5. Infrastructure and interconnection – Due to the importance of infrastructures and interconnections, developing innovations in these fields is necessary to reach the climate neutrality target by 2050.

6. Bioeconomy and carbon sinks – This focuses on changes in the agricultural sector in order to accommodate population growth while preserving the ecosystem.

7. Carbon Capture Storage (CCS) for remaining emissions.

The first 6 blocks mainly rely on innovations and solutions that would allow the EU to reduce its total emissions. As such, they focus on improving our current system and making it more efficient with regards to the total emissions. On the other hand, the 7th block offers a solution to deal with the remaining emissions; indeed, as producing no GHG emission may be unrealistic, the EU needs to develop alternatives to offset its emissions in order to reach carbon-neutrality.

A cooperative effort

The EU was born out of the idea that countries are better together, and that cooperation is key in order to tackle the various challenges of our century. Whether it is trade or human rights, cooperation among all agents is necessary in order to hold enough power to make a change. This idea is even more true when considering the emergency of the climate crisis.

As presented in the 7-fold strategy, reaching climate neutrality will require an effort from all agents in every sector. Accountability, trust and cooperation among all participants are necessary to have a successful transition into a greener society. Such cooperative spirit in the fight against climate change can be seen in the EU Emissions Trading System (EU ETS).

A system that caps the total emission volume

In reaching its goal of reducing total GHG emissions, the EU implements a yearly GHG emission cap, which are levels of GHG emissions that European industries are not supposed to go beyond. In the failing case, firms emitting above the threshold would have to pay a fine. That way, the EU is incentivising firms to invest in more efficient and less polluting ways to produce.

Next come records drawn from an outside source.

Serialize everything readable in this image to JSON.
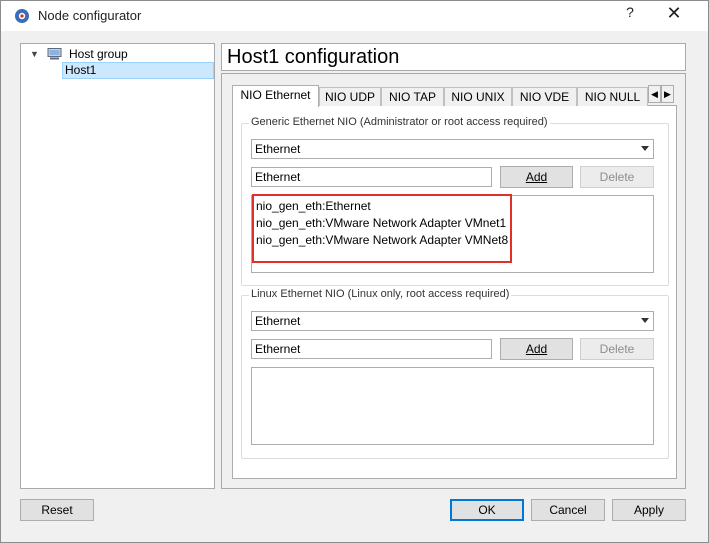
{
  "window": {
    "title": "Node configurator",
    "help_glyph": "?",
    "close_glyph": "✕"
  },
  "tree": {
    "group_label": "Host group",
    "host_label": "Host1"
  },
  "config": {
    "title": "Host1 configuration",
    "tabs": [
      {
        "label": "NIO Ethernet"
      },
      {
        "label": "NIO UDP"
      },
      {
        "label": "NIO TAP"
      },
      {
        "label": "NIO UNIX"
      },
      {
        "label": "NIO VDE"
      },
      {
        "label": "NIO NULL"
      }
    ],
    "generic": {
      "legend": "Generic Ethernet NIO (Administrator or root access required)",
      "combo_value": "Ethernet",
      "input_value": "Ethernet",
      "add_label": "Add",
      "delete_label": "Delete",
      "items": [
        "nio_gen_eth:Ethernet",
        "nio_gen_eth:VMware Network Adapter VMnet1",
        "nio_gen_eth:VMware Network Adapter VMNet8"
      ]
    },
    "linux": {
      "legend": "Linux Ethernet NIO (Linux only, root access required)",
      "combo_value": "Ethernet",
      "input_value": "Ethernet",
      "add_label": "Add",
      "delete_label": "Delete"
    }
  },
  "buttons": {
    "reset": "Reset",
    "ok": "OK",
    "cancel": "Cancel",
    "apply": "Apply"
  },
  "colors": {
    "highlight": "#e0302a",
    "selection": "#cce8ff",
    "default_button_border": "#0078d7"
  }
}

However, the EU is only interested in the total GHG emissions; which firm is polluting and which firm is not is not so relevant in the fight against climate change. The goal of the EU is to reduce total GHG emissions, not necessarily to ensure that such reduction is homogeneous across agents. As such, the EU has developed the EU Emission Trading System.

The EU ETS is a “cap and trade” system, where GHG emissions are capped and non-used emissions can be traded. In other words, the EU ETS offers a platform where firms emitting less than what they are allowed to can trade with firms that would need to emit more than they are allowed.

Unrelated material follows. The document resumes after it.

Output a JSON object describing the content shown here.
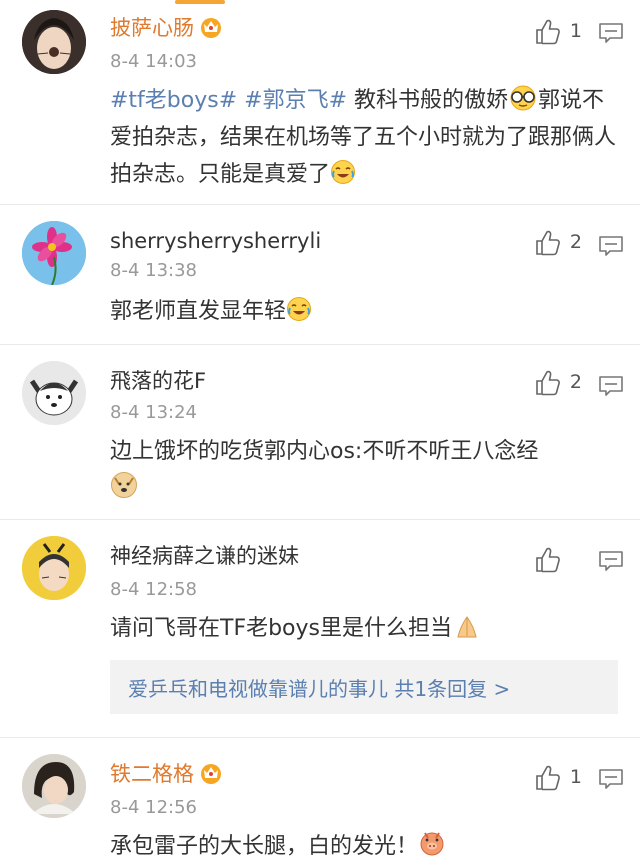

How does it work? The EU ETS issues allowances, which are rights to produce GHG emissions. These allowances are allocated between participants, whether through a free allocation or an auction system. Then, participants can trade their allowances surplus against financial payment. For instance, a firm A may emit less than it is allowed, while a firm B may need to emit more than it is allowed; the EU ETS offers a platform for firm A and B to meet and trade, where firm A will give its allowance to emit to firm B in exchange of money. That way, total GHG emissions remain under the cap and GHG emissions allowances are allocated efficiently among participants.

Pricing and GHG Emissions

The system offered by the EU ETS seems ideal; firms that emit less may compensate for the harmful impact of firms that emit more as long as they get a financial compensation. In a way, firms that are more efficient – with respect to GHG emissions – are being rewarded, thereby further incentivising firms to invest in technologies allowing them to reduce their emissions. Moreover, revenues generated through the EU ETS auction system are used for GHG emission reduction purposes, thereby making the whole system focused on reducing total emissions.

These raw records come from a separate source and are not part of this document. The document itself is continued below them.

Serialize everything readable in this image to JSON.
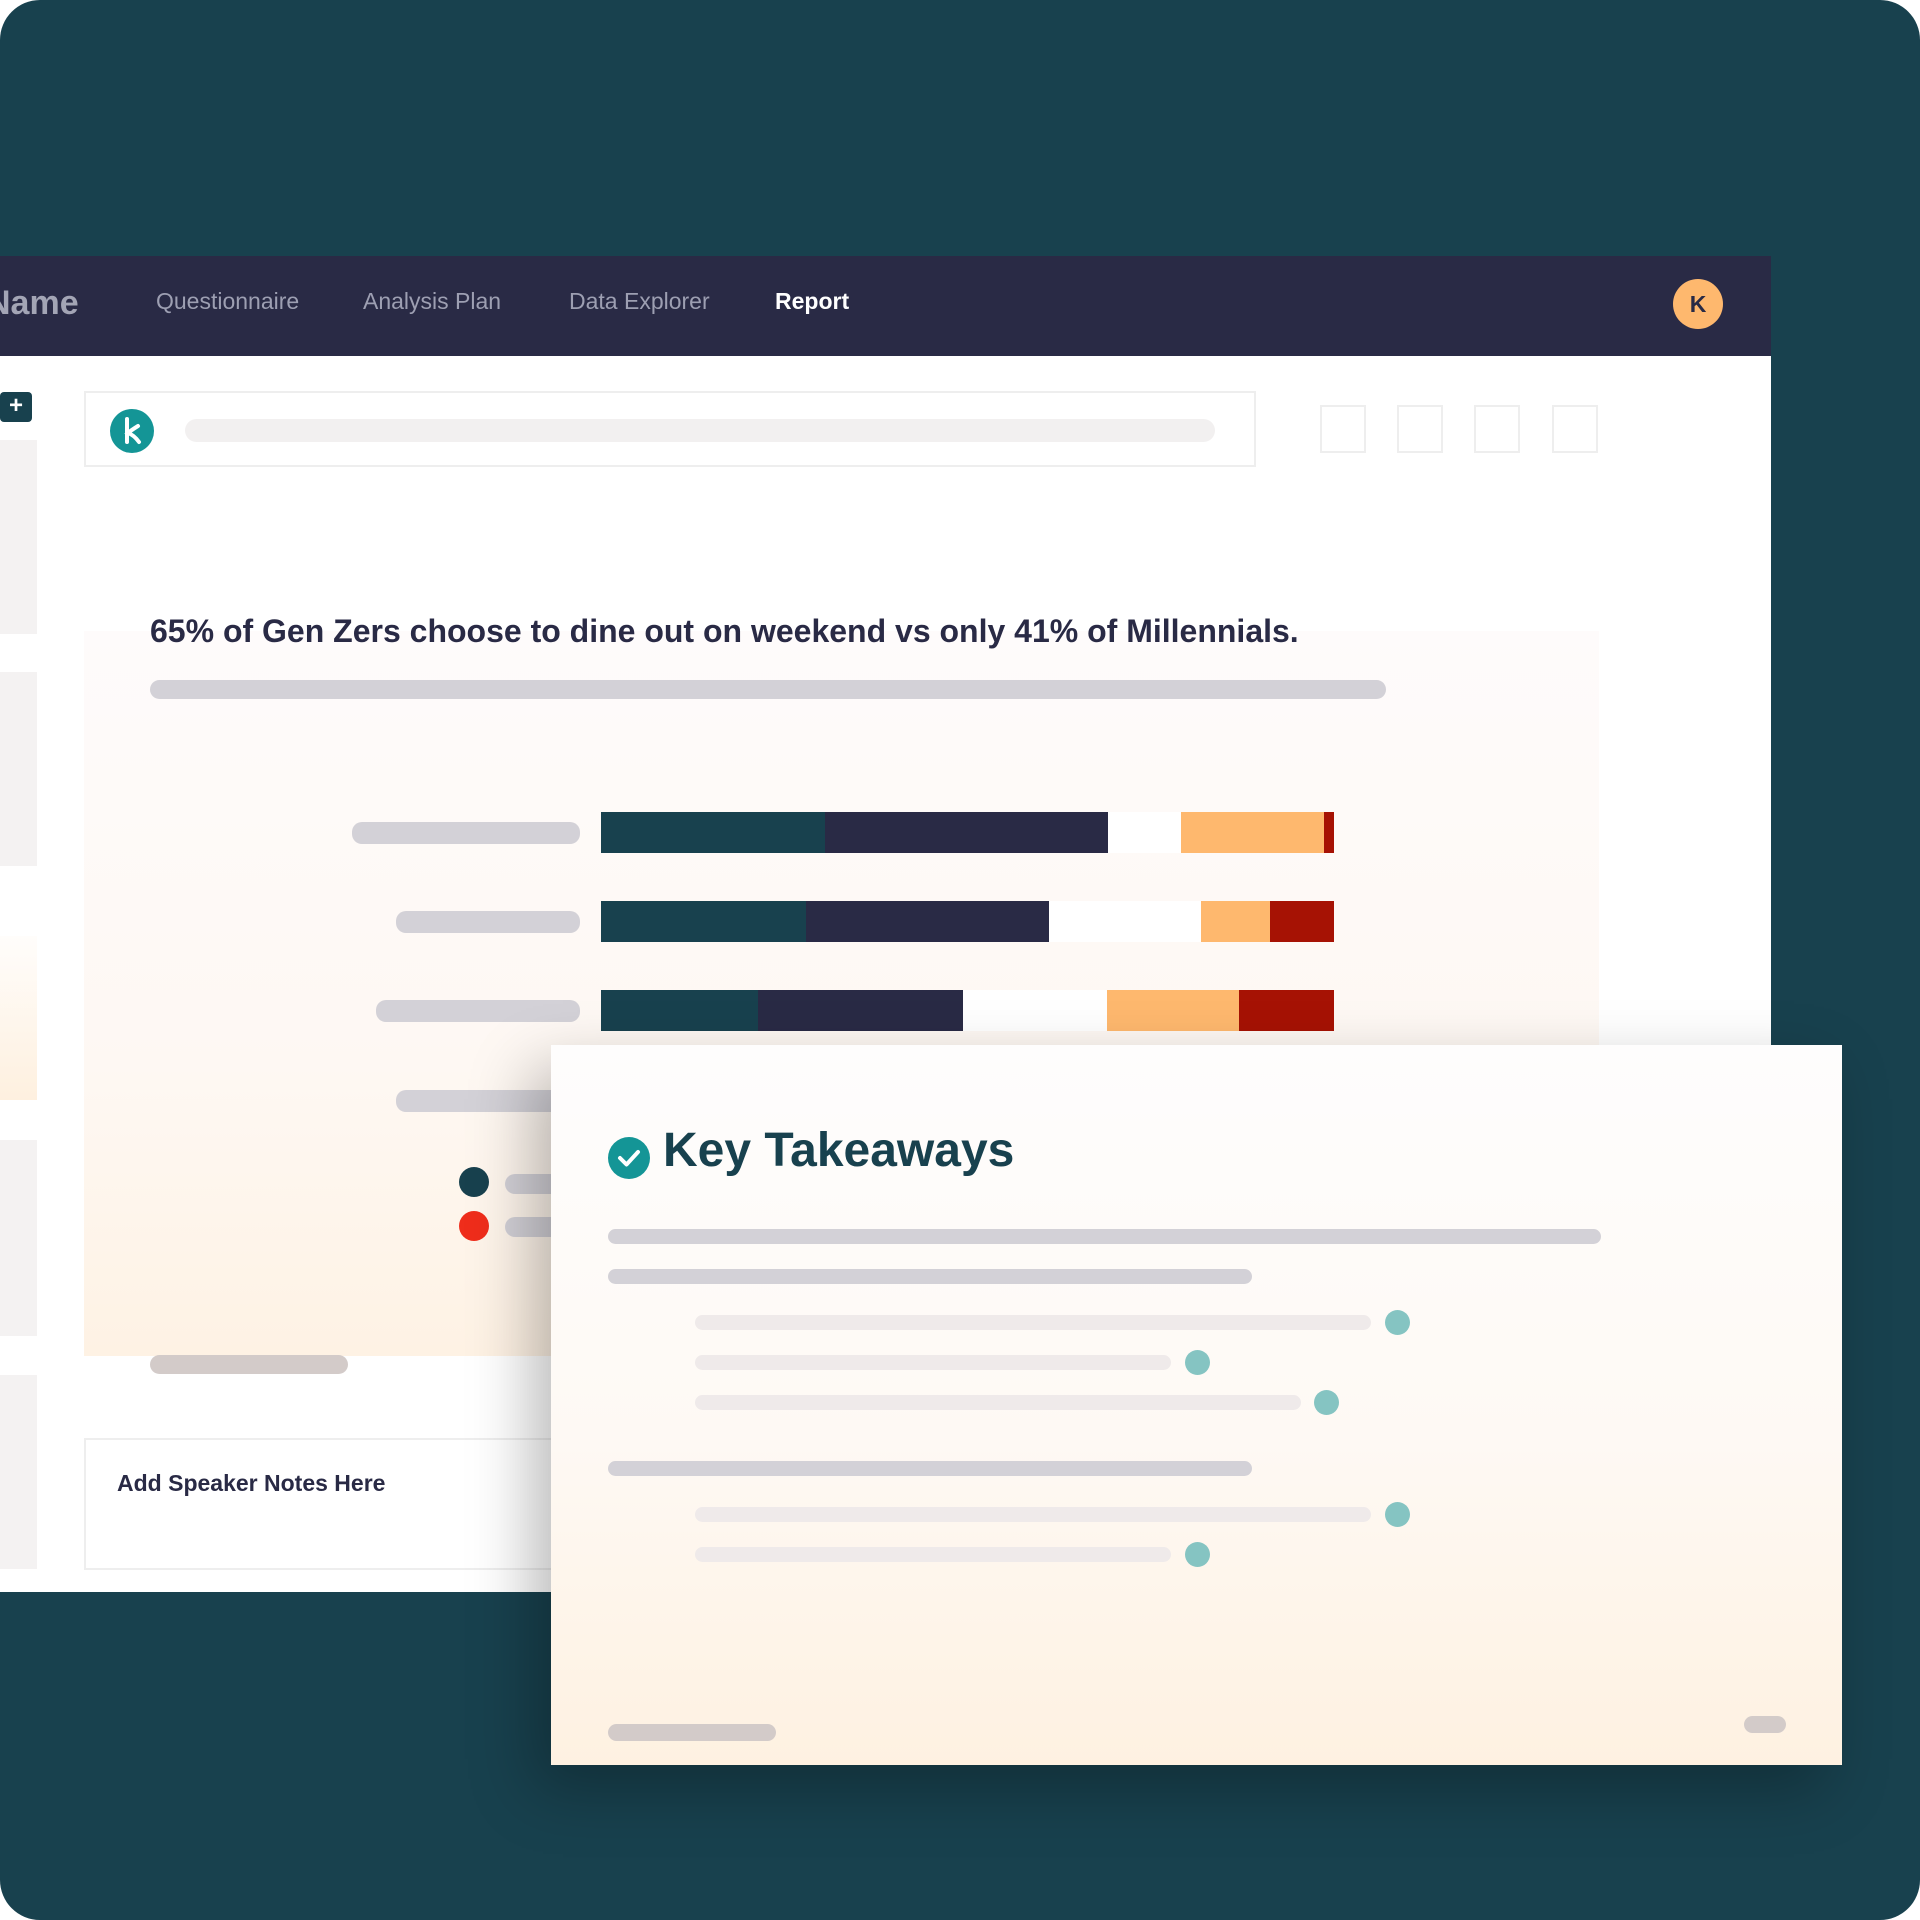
{
  "nav": {
    "app_name": "Name",
    "items": [
      {
        "label": "Questionnaire"
      },
      {
        "label": "Analysis Plan"
      },
      {
        "label": "Data Explorer"
      },
      {
        "label": "Report"
      }
    ],
    "active_item": "Report",
    "avatar_initial": "K"
  },
  "toolbar": {
    "logo_icon": "k-logo-icon"
  },
  "slide": {
    "headline": "65% of Gen Zers choose to dine out on weekend vs only 41% of Millennials."
  },
  "chart_data": {
    "type": "bar",
    "orientation": "horizontal",
    "stacked": true,
    "percent_stacked": true,
    "categories": [
      "",
      "",
      ""
    ],
    "series": [
      {
        "color": "#18414e",
        "values": [
          30.6,
          27.9,
          21.4
        ]
      },
      {
        "color": "#292a45",
        "values": [
          38.6,
          33.2,
          28.0
        ]
      },
      {
        "color": "#ffffff",
        "values": [
          9.9,
          20.7,
          19.7
        ]
      },
      {
        "color": "#feb86e",
        "values": [
          19.5,
          9.5,
          17.9
        ]
      },
      {
        "color": "#a61204",
        "values": [
          1.4,
          8.7,
          13.0
        ]
      }
    ],
    "legend_colors": [
      "#18414e",
      "#ef2d1b"
    ],
    "legend_position": "bottom-left"
  },
  "notes": {
    "label": "Add Speaker Notes Here"
  },
  "takeaways": {
    "title": "Key Takeaways",
    "icon": "check-circle-icon"
  },
  "colors": {
    "background": "#18414e",
    "nav_bg": "#292a45",
    "accent_teal": "#149596",
    "avatar": "#feb86e",
    "bullet_dot": "#85c4c2"
  }
}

However, while this system may present several advantages and attractive aspects, it is worth noting that it may set a dangerous precedent where the ability to pollute has a price – and thus, anyone who has the ability to pay can pollute. Whether it is to buy allowances from other firms or to pay the fine, this system may still allow firms with enough power to not pull their weight in the fight against climate change. Perhaps it is worth wondering whether participating in saving our future should have a price.